1. Kanın Anormal Şantlanması:
- VSD'ler ve ASD'ler kalp odaları arasında anormal kan akışına yol açabilir. Bu, kan akışında dengesizliğe neden olabilir, kalbe baskı uygulayabilir ve potansiyel olarak kalp yetmezliğine yol açabilir.
2. Kalpte Artan Basınç:
- Büyük septal defektler kalp odacıklarında, özellikle de basıncın yüksek olduğu tarafta artan basınca neden olabilir. Bu, kalp kasının genişlemesine ve zayıflamasının yanı sıra kapak yetersizliğine de yol açabilir.
3. Kalp Üfürümleri:
- Septum kusurları sıklıkla kalp üfürümleri olarak bilinen anormal kalp seslerine neden olur. Tüm üfürümler endişe verici olmasa da bazıları değerlendirme gerektiren önemli bir kusura işaret edebilir.

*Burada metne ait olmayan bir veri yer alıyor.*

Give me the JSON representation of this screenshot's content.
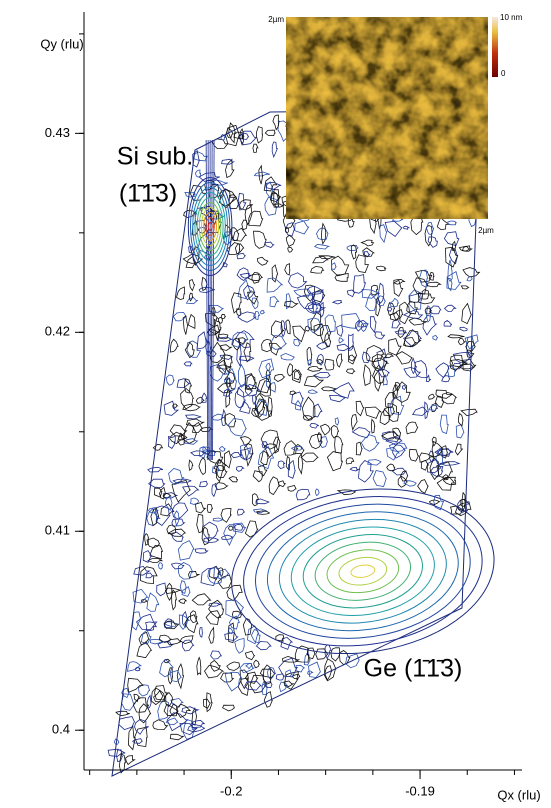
{
  "chart_data": {
    "type": "contour",
    "xlabel": "Qx (rlu)",
    "ylabel": "Qy (rlu)",
    "xlim": [
      -0.2078,
      -0.1846
    ],
    "ylim": [
      0.398,
      0.4361
    ],
    "xticks": [
      -0.2,
      -0.19
    ],
    "xminor": [
      -0.2075,
      -0.205,
      -0.2025,
      -0.2,
      -0.1975,
      -0.195,
      -0.1925,
      -0.19,
      -0.1875,
      -0.185
    ],
    "yticks": [
      0.4,
      0.41,
      0.42,
      0.43
    ],
    "yminor": [
      0.4,
      0.405,
      0.41,
      0.415,
      0.42,
      0.425,
      0.43,
      0.435
    ],
    "peaks": {
      "x": [
        -0.20112,
        -0.19303
      ],
      "y": [
        0.42532,
        0.40799
      ]
    },
    "annotations": [
      "Si sub.",
      "(1̄1̄3)",
      "Ge (1̄1̄3)"
    ],
    "inset": {
      "y_label": "2µm",
      "origin": "0",
      "x_label": "2µm",
      "scale_max": "10 nm",
      "scale_min": "0"
    }
  }
}
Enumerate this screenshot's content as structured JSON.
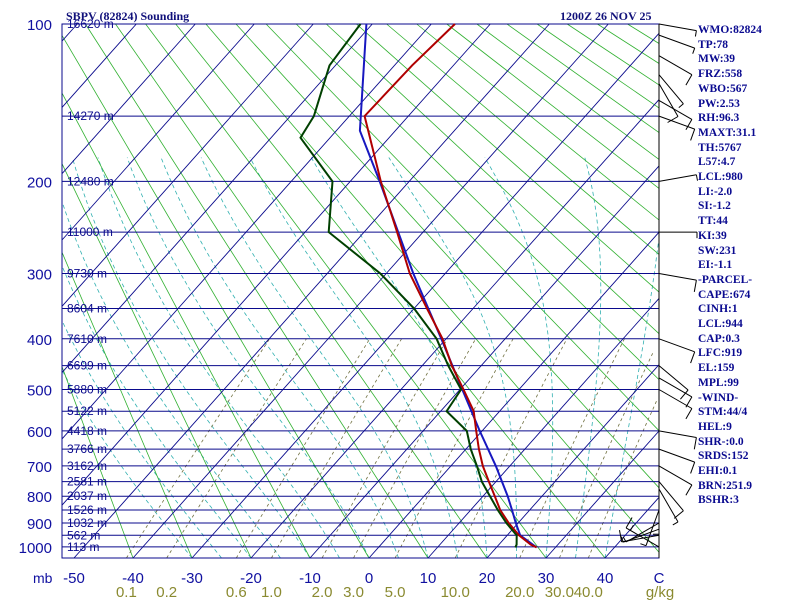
{
  "header": {
    "station": "SBPV (82824) Sounding",
    "time": "1200Z 26 NOV 25"
  },
  "chart_data": {
    "type": "skew-t log-p sounding",
    "pressure_axis": {
      "label": "mb",
      "ticks": [
        100,
        200,
        300,
        400,
        500,
        600,
        700,
        800,
        900,
        1000
      ]
    },
    "temperature_axis": {
      "ticks": [
        "-50",
        "-40",
        "-30",
        "-20",
        "-10",
        "0",
        "10",
        "20",
        "30",
        "40",
        "C"
      ]
    },
    "mixing_ratio_axis": {
      "ticks": [
        "0.1",
        "0.2",
        "0.6",
        "1.0",
        "2.0",
        "3.0",
        "5.0",
        "10.0",
        "20.0",
        "30.0",
        "40.0",
        "g/kg"
      ]
    },
    "height_levels": [
      {
        "p": 100,
        "label": "16620 m"
      },
      {
        "p": 150,
        "label": "14270 m"
      },
      {
        "p": 200,
        "label": "12480 m"
      },
      {
        "p": 250,
        "label": "11000 m"
      },
      {
        "p": 300,
        "label": "9730 m"
      },
      {
        "p": 350,
        "label": "8604 m"
      },
      {
        "p": 400,
        "label": "7610 m"
      },
      {
        "p": 450,
        "label": "6699 m"
      },
      {
        "p": 500,
        "label": "5880 m"
      },
      {
        "p": 550,
        "label": "5122 m"
      },
      {
        "p": 600,
        "label": "4418 m"
      },
      {
        "p": 650,
        "label": "3766 m"
      },
      {
        "p": 700,
        "label": "3162 m"
      },
      {
        "p": 750,
        "label": "2581 m"
      },
      {
        "p": 800,
        "label": "2037 m"
      },
      {
        "p": 850,
        "label": "1526 m"
      },
      {
        "p": 900,
        "label": "1032 m"
      },
      {
        "p": 950,
        "label": "562 m"
      },
      {
        "p": 1000,
        "label": "113 m"
      }
    ],
    "temperature_profile": [
      [
        1002,
        26.8
      ],
      [
        990,
        25.4
      ],
      [
        950,
        22.0
      ],
      [
        900,
        18.4
      ],
      [
        850,
        15.0
      ],
      [
        800,
        12.0
      ],
      [
        750,
        8.8
      ],
      [
        700,
        5.4
      ],
      [
        650,
        2.2
      ],
      [
        600,
        -1.0
      ],
      [
        550,
        -4.4
      ],
      [
        500,
        -9.4
      ],
      [
        450,
        -15.0
      ],
      [
        400,
        -20.6
      ],
      [
        350,
        -27.8
      ],
      [
        300,
        -36.0
      ],
      [
        250,
        -44.4
      ],
      [
        200,
        -54.8
      ],
      [
        150,
        -67.4
      ],
      [
        120,
        -67.0
      ],
      [
        100,
        -66.0
      ]
    ],
    "dewpoint_profile": [
      [
        1002,
        23.2
      ],
      [
        990,
        23.0
      ],
      [
        950,
        21.6
      ],
      [
        900,
        18.0
      ],
      [
        850,
        14.6
      ],
      [
        800,
        11.2
      ],
      [
        750,
        7.6
      ],
      [
        700,
        4.4
      ],
      [
        650,
        0.8
      ],
      [
        600,
        -2.6
      ],
      [
        550,
        -9.0
      ],
      [
        500,
        -9.8
      ],
      [
        450,
        -15.6
      ],
      [
        400,
        -21.6
      ],
      [
        350,
        -30.0
      ],
      [
        300,
        -41.0
      ],
      [
        250,
        -56.0
      ],
      [
        200,
        -63.0
      ],
      [
        165,
        -75.0
      ],
      [
        150,
        -76.0
      ],
      [
        120,
        -81.0
      ],
      [
        100,
        -82.0
      ]
    ],
    "parcel_profile": [
      [
        1002,
        26.8
      ],
      [
        950,
        22.2
      ],
      [
        900,
        19.6
      ],
      [
        850,
        17.0
      ],
      [
        800,
        14.2
      ],
      [
        700,
        7.6
      ],
      [
        600,
        -0.4
      ],
      [
        500,
        -9.6
      ],
      [
        400,
        -20.8
      ],
      [
        300,
        -35.4
      ],
      [
        200,
        -55.0
      ],
      [
        160,
        -66.0
      ],
      [
        100,
        -81.0
      ]
    ],
    "wind_barbs": [
      {
        "p": 1000,
        "direction": 300,
        "speed": 15
      },
      {
        "p": 950,
        "direction": 260,
        "speed": 10
      },
      {
        "p": 925,
        "direction": 250,
        "speed": 5
      },
      {
        "p": 900,
        "direction": 240,
        "speed": 5
      },
      {
        "p": 850,
        "direction": 200,
        "speed": 5
      },
      {
        "p": 800,
        "direction": 180,
        "speed": 5
      },
      {
        "p": 775,
        "direction": 150,
        "speed": 5
      },
      {
        "p": 750,
        "direction": 140,
        "speed": 10
      },
      {
        "p": 700,
        "direction": 120,
        "speed": 10
      },
      {
        "p": 650,
        "direction": 110,
        "speed": 10
      },
      {
        "p": 600,
        "direction": 100,
        "speed": 10
      },
      {
        "p": 500,
        "direction": 120,
        "speed": 10
      },
      {
        "p": 475,
        "direction": 120,
        "speed": 10
      },
      {
        "p": 450,
        "direction": 130,
        "speed": 10
      },
      {
        "p": 400,
        "direction": 110,
        "speed": 10
      },
      {
        "p": 300,
        "direction": 100,
        "speed": 10
      },
      {
        "p": 250,
        "direction": 90,
        "speed": 5
      },
      {
        "p": 200,
        "direction": 80,
        "speed": 5
      },
      {
        "p": 150,
        "direction": 110,
        "speed": 10
      },
      {
        "p": 140,
        "direction": 120,
        "speed": 10
      },
      {
        "p": 130,
        "direction": 150,
        "speed": 10
      },
      {
        "p": 125,
        "direction": 140,
        "speed": 5
      },
      {
        "p": 115,
        "direction": 120,
        "speed": 10
      },
      {
        "p": 105,
        "direction": 110,
        "speed": 5
      },
      {
        "p": 100,
        "direction": 100,
        "speed": 5
      }
    ],
    "series_colors": {
      "temperature": "#b00000",
      "dewpoint": "#004000",
      "parcel": "#1818c0"
    },
    "grid_colors": {
      "isobar": "#0a0a8c",
      "isotherm": "#0a0a8c",
      "dry_adiabat": "#30b030",
      "moist_adiabat": "#30b0b0",
      "mixing_ratio": "#707040"
    }
  },
  "indices": [
    "WMO:82824",
    "TP:78",
    "MW:39",
    "FRZ:558",
    "WBO:567",
    "PW:2.53",
    "RH:96.3",
    "MAXT:31.1",
    "TH:5767",
    "L57:4.7",
    "LCL:980",
    "LI:-2.0",
    "SI:-1.2",
    "TT:44",
    "KI:39",
    "SW:231",
    "EI:-1.1",
    "-PARCEL-",
    "CAPE:674",
    "CINH:1",
    "LCL:944",
    "CAP:0.3",
    "LFC:919",
    "EL:159",
    "MPL:99",
    "-WIND-",
    "STM:44/4",
    "HEL:9",
    "SHR-:0.0",
    "SRDS:152",
    "EHI:0.1",
    "BRN:251.9",
    "BSHR:3"
  ]
}
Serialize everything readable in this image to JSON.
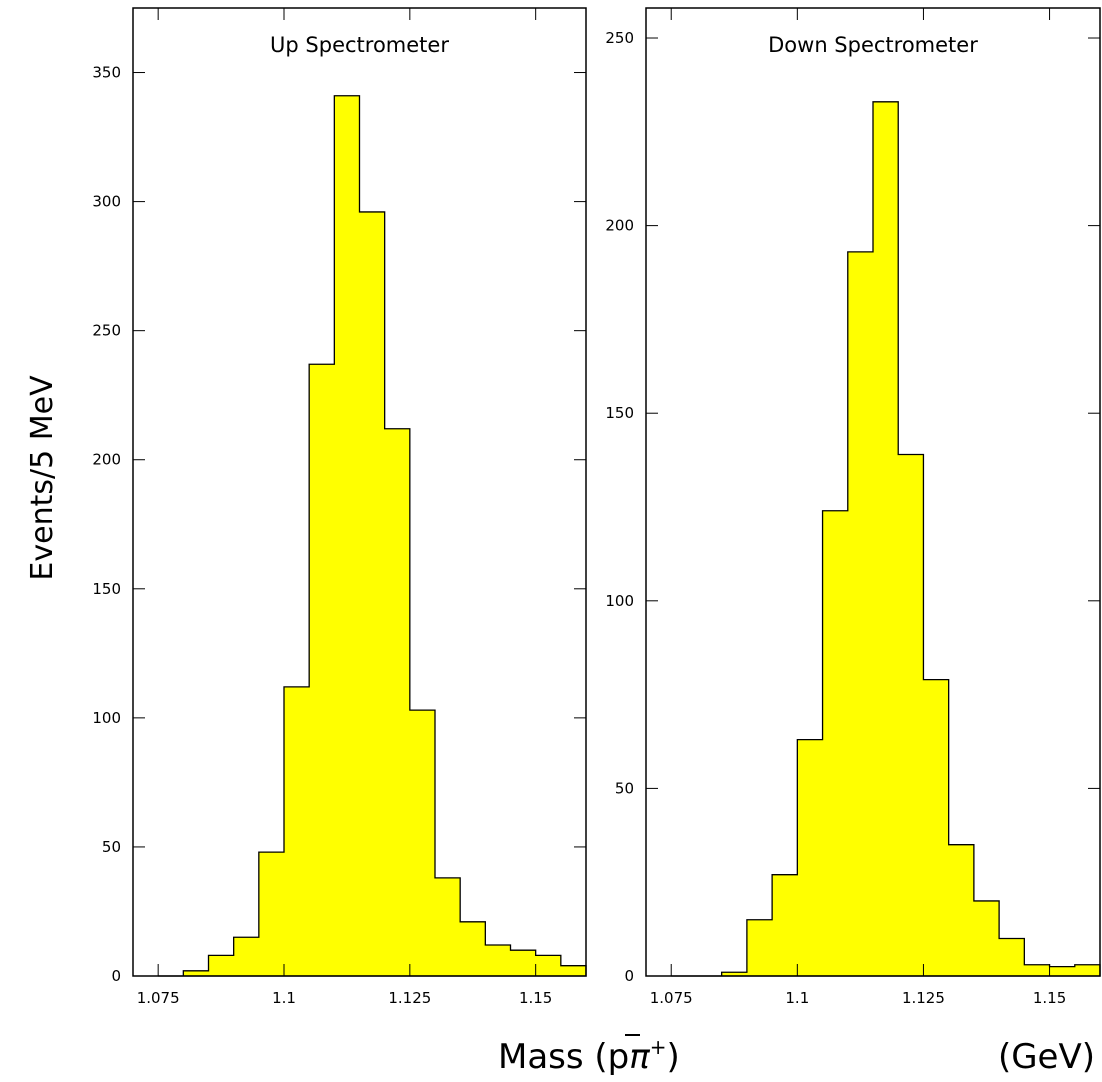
{
  "chart_data": [
    {
      "type": "bar",
      "title": "Up Spectrometer",
      "bin_width": 0.005,
      "bin_edges_start": 1.075,
      "values": [
        0,
        2,
        8,
        15,
        48,
        112,
        237,
        341,
        296,
        212,
        103,
        38,
        21,
        12,
        10,
        8,
        4
      ],
      "xlim": [
        1.07,
        1.16
      ],
      "ylim": [
        0,
        375
      ],
      "xticks": [
        1.075,
        1.1,
        1.125,
        1.15
      ],
      "xtick_labels": [
        "1.075",
        "1.1",
        "1.125",
        "1.15"
      ],
      "yticks": [
        0,
        50,
        100,
        150,
        200,
        250,
        300,
        350
      ],
      "ytick_labels": [
        "0",
        "50",
        "100",
        "150",
        "200",
        "250",
        "300",
        "350"
      ],
      "fill_color": "#ffff00"
    },
    {
      "type": "bar",
      "title": "Down Spectrometer",
      "bin_width": 0.005,
      "bin_edges_start": 1.075,
      "values": [
        0,
        0,
        1,
        15,
        27,
        63,
        124,
        193,
        233,
        139,
        79,
        35,
        20,
        10,
        3,
        2.5,
        3
      ],
      "xlim": [
        1.07,
        1.16
      ],
      "ylim": [
        0,
        258
      ],
      "xticks": [
        1.075,
        1.1,
        1.125,
        1.15
      ],
      "xtick_labels": [
        "1.075",
        "1.1",
        "1.125",
        "1.15"
      ],
      "yticks": [
        0,
        50,
        100,
        150,
        200,
        250
      ],
      "ytick_labels": [
        "0",
        "50",
        "100",
        "150",
        "200",
        "250"
      ],
      "fill_color": "#ffff00"
    }
  ],
  "ylabel": "Events/5 MeV",
  "xlabel": {
    "main": "Mass (",
    "pbar": "p",
    "pi": "π",
    "sup": "+",
    "close": ")",
    "unit": "(GeV)"
  }
}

4. Dispne (Nefes Darlığı):
- Septal defektler büyüdükçe veya ciddi şant oluşumuna neden olduğunda, bireylerde özellikle efor sarf edildiğinde nefes darlığı yaşanabilir. Bu, kalbin pompalamak zorunda olduğu ekstra kan hacmi nedeniyle oluşur.
5. Yorgunluk ve Zayıflık:
- Septal defektler yorgunluğa, halsizliğe ve egzersiz intoleransına neden olabilir. Bunun nedeni, kalbin etkili bir şekilde kan pompalamak için daha fazla çalışmasıdır.
6. Sağ Taraflı Kalp Yetmezliği:
- Büyük VSD'ler, özellikle çıkış septumunu tutanlar, sağ kalp yetmezliğine neden olabilir. Bu, akciğerlere artan kan akışının sağ ventrikül üzerinde aşırı baskı oluşturması ve bunun genişlemesine ve sonuçta başarısızlığa yol açmasıyla meydana gelir.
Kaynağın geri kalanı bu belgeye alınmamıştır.